To what extent is the business community burdened with financing the big political parties, and are things about to get worse? This question is not usually part of the debate about how parties are financed, the rights and wrongs of it, which has been going on for years.

The Nationalist and the Labour parties have their own revenue base. It starts with membership fees, but these only support the needs of the parties to a limited extent. Those needs have grown over the years.

No longer are the parties hugely dependent on volunteers. They still play a part in political organisation, especially to help individual election candidates to prepare their home visits and to man their political surgeries. But the two parties nowadays have a paid base. They do not give full details of its cost to them. It is financed, in addition to receipts from membership fees, with donations from the party faithful. Throughout the year they are targeted with fund-raising campaigns.

Malta has an old law against beggars which is still in force. It was recently invoked against a woman who lost her husband in a tragedy on the sea and resorted to begging. The law might more appropriately be applied to the political parties. They dress up their appeal for funds in all manners of nice words, all based on the need for all good men and women to come to the needs of the party, which of course exists for the needs of all good men and women. Stripped of the fine talk what the parties do is to beg on a large scale.

Individual candidates do it differently. They organise dinner dances against payment, trying to ensure there is always a bit left over to go towards their campaign fund. It is not uncommon for that bit to come partly from the assistance tapped from business concerns located in the candidate’s constituency.

That is not the only way the business community is approached to give assistance to the political class. It is the least of it. The parties pull out all the stops when a general election approaches. Elections have become costly things. That is one reason why the parties have also gone into business themselves, publishing newspapers, running television and radio stations, organising travel abroad.

These businesses do not yield much, even when they are profitable. Certainly, they do not yield enough to finance modern general election campaigns. These have become very costly affairs. Gone are the days when the cost of an election started and practically ended with public meetings addressed from atop lent or hired trucks and a basic public speaking system, throwing in the cost of refreshments for volunteers who man election stations and monitor the counting of votes.

Nowadays general elections are slick affairs that cost the earth. Political parties do not possess the earth, though they try to shape it. So they turn to businesses for donations. They do this without publicity or transparency. They work on the wink-wink, nudge-nudge principle, otherwise known as scratch my back and I’ll scratch yours.

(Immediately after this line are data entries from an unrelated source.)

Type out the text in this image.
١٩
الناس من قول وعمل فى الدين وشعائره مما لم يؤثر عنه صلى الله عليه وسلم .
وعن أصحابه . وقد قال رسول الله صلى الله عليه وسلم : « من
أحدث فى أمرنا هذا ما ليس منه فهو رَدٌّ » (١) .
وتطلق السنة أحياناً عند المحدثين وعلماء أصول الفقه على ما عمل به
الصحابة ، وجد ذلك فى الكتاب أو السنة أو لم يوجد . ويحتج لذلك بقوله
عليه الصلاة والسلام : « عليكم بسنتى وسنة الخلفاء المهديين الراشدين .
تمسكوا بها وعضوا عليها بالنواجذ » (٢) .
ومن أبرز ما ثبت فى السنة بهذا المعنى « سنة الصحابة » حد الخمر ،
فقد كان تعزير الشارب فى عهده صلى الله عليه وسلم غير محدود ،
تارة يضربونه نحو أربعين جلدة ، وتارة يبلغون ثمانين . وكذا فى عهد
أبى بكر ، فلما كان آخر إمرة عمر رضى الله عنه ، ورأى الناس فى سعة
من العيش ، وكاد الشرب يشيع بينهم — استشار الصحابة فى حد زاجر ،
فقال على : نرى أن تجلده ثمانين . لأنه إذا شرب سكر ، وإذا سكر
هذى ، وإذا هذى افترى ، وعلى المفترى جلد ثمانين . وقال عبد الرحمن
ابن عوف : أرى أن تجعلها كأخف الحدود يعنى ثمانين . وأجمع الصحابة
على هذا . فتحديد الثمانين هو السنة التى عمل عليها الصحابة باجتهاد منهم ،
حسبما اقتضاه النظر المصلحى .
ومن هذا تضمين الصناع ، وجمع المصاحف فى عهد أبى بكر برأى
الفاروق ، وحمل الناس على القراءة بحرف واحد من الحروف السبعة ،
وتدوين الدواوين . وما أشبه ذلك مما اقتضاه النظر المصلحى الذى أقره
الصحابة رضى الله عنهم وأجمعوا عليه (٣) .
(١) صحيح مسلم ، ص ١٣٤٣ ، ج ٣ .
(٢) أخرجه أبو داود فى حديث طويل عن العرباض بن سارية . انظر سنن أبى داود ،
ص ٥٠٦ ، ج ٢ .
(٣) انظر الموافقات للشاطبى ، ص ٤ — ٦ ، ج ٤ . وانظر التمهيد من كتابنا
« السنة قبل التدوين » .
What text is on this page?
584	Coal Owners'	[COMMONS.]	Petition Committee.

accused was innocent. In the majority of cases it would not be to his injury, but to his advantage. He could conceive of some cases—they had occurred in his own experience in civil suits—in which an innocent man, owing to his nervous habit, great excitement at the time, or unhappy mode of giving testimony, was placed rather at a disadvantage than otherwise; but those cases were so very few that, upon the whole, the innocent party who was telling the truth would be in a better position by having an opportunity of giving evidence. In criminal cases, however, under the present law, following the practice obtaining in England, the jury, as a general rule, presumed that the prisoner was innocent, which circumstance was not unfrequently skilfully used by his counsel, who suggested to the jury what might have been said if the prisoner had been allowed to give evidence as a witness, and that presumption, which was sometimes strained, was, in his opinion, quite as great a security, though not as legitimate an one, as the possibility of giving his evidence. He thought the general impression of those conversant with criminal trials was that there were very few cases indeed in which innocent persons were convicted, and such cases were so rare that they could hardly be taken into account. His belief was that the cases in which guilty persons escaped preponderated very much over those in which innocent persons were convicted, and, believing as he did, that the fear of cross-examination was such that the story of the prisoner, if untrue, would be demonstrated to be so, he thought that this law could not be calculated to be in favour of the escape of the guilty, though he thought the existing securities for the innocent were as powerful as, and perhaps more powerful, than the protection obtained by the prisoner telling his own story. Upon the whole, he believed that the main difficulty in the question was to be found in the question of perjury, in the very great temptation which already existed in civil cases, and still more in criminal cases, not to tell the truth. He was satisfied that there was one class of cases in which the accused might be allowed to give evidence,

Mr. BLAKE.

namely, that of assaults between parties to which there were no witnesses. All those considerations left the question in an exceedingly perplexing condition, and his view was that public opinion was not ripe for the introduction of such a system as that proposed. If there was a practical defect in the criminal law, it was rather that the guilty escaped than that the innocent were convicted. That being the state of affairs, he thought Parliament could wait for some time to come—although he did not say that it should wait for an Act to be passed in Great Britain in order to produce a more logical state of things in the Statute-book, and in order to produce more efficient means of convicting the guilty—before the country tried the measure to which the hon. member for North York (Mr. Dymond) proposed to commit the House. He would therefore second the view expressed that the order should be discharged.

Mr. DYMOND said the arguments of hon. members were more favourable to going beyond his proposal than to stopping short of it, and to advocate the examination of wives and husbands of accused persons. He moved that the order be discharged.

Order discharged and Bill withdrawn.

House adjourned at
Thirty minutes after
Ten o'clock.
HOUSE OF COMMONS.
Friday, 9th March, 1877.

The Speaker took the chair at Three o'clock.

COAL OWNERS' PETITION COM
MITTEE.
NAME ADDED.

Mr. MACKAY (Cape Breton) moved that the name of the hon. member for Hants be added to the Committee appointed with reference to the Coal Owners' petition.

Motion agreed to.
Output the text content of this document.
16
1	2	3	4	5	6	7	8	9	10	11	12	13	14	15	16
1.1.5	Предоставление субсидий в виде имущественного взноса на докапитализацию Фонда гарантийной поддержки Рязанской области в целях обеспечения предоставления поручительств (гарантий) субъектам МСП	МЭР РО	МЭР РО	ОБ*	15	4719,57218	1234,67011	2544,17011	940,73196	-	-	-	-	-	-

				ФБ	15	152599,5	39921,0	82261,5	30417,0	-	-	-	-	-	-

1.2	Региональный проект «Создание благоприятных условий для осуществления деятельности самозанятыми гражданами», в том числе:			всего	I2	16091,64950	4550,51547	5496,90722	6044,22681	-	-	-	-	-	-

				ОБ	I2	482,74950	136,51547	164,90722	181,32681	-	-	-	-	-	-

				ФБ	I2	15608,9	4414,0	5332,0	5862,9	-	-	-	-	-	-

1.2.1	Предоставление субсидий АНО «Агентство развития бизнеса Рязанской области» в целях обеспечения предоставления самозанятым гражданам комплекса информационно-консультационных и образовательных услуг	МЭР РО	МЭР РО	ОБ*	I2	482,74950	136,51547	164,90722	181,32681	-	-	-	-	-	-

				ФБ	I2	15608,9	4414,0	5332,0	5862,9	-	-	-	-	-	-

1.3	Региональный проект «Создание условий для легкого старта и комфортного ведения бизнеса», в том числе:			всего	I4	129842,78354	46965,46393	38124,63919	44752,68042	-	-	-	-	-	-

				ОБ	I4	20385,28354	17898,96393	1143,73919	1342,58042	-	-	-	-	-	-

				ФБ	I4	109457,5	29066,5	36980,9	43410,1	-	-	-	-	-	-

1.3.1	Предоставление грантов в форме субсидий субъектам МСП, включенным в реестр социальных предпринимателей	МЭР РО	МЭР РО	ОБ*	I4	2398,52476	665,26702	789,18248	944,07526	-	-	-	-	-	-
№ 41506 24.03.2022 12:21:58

They deny it, of course, but at the heart of the seeking of donations by the political parties is the understanding that, if the party makes it to office it will be a shoulder for the donors to cry on. Sometimes that is stated openly by the donor – what do I get in return? Mostly it is, as I put it, an understanding.

It is a dangerous understanding for politicians to make their government, to an extent, beholden to business people. Some of the latter open their cheque books because they really support a particular political party and would like to see it elected without commitment to them. That is rare. Most of the time business people agree to donate firstly not to get on the wrong side of the party, secondly to try to buy insurance for the future when it comes to public contracts and permits.

It may be that business donors hope for more than they can get, although there seem to be a lucky few among them. What is certain is that business donations do not represent splendid altruism or the milk of human kindness.

It is probably the case that the number of business donors is not large. Operators within political parties, so defined in a game to keep the beloved party out of it, would make a list of potential donors and approach them discreetly but with a blunt request for a given substantial amount. Some businessmen give it, not unusually in context of the telling wink and nudge. Some don’t. A few send the party beggars packing, though they do not report them to the police like the poor widow beggar was apparently reported.

The system stinks. The political parties have finally realised it cannot go on for much longer. Honest people want to know how much the parties get in donations, and from whom. The parties do not want to tell it. Except for Alternattiva Demokratika, they want to keep donations up to a certain amount confidential. But they realise they cannot keep all of it confidential for much longer. For years I have called for party leaders to declare they will not accept business donations. None ever did. Nevertheless, things are moving. A law on political donations is being drafted. One early question – will it provide for the state to finance political parties?

That would be ironic. It would not only mean that all taxpaying business people and supporters will have to finance the parties. But that every individual taxpayer too. That’s where the frying pan and the fire come into all this.